The magnetosphere is a region enveloping the Earth. Charged particles are trapped in the region, which is influenced by Earth's magnetic field.
To design the ST5 space antenna, the computers started with random antenna designs, and through the evolutionary process, refined them. The computer system took about 10 hours to complete the initial antenna design process.
"The AI software examined millions of potential antenna designs before settling on a final one," said Lohn. The software did this much faster than any human being could do so under the same circumstances, according to Lohn. "Through a process patterned after Darwin's 'survival of the fittest,' the strongest designs survive and the less capable do not."
“We told the computer program what performance the antenna should have, and the computer simulated evolution, keeping the best antenna designs that approached what we asked for. Eventually, it zeroed in on something that met the desired specifications for the mission," Lohn said.
"Not only can the software work fast, but it can adapt existing designs quickly to meet changing mission requirements," he said. Following the first design of the ST5 satellite antenna, NASA Ames scientists used the software to 're-invent' the antenna design in less than a month to meet new specifications – a very quick turn-around in the space hardware redesign process.
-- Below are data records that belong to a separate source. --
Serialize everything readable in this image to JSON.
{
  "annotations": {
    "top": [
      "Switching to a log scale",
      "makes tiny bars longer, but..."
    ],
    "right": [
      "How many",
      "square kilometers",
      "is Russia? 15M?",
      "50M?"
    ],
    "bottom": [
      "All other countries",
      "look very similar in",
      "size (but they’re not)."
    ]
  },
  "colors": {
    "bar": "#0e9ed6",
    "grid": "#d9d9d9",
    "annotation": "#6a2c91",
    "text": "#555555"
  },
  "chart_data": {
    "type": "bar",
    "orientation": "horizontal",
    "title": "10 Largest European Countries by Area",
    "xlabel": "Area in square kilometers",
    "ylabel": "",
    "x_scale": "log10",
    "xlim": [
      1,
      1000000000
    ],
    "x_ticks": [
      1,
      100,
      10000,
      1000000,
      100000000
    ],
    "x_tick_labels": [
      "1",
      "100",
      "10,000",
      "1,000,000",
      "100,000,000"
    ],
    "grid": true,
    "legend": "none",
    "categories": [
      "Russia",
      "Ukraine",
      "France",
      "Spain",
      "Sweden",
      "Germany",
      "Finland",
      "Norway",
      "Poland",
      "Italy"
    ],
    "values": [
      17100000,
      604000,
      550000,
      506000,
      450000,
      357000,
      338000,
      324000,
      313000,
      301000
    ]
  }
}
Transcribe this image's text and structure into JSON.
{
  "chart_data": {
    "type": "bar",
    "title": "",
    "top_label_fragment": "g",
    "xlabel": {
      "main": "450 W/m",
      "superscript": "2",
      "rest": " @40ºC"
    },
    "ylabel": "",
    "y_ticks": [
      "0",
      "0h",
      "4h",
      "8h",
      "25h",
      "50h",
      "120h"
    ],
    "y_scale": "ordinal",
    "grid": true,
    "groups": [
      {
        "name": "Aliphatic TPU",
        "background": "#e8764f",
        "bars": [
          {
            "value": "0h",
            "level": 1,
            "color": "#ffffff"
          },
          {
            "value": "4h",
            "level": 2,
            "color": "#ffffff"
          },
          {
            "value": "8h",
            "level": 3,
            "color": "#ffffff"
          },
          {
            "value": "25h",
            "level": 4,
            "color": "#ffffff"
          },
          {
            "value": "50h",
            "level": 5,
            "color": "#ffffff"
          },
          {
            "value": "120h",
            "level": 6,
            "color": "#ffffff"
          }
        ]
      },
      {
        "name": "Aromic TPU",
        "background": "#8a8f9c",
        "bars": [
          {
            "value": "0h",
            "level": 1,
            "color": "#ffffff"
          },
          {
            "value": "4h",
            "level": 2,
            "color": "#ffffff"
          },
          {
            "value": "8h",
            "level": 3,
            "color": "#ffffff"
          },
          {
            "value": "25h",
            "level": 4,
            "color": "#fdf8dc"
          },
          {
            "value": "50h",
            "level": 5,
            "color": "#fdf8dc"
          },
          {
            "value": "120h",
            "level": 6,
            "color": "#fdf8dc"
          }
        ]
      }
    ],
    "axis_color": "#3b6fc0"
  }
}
Scientists also can use the evolutionary AI software to invent and create new structures, computer chips and even machines, according to Lohn. "We are now using the software to design tiny microscopic machines, including gyroscopes, for spaceflight navigation," he ventured.
Four NASA Ames computer scientists spent two years developing the AI evolutionary program. It can operate on as many as 120 personal computers, which work as a team. The scientists wrote the AI software to create designs faster than a human being could.
"The software also may invent designs that no human designer would ever think of," Lohn asserted. In addition, the software can plan devices that are smaller, lighter, consume less power, are stronger and more robust among many other things – characteristics that spaceflight requires, according to Lohn.
The Exploration Systems Mission Directorate at NASA Headquarters, Washington, funded development of NASA evolutionary software.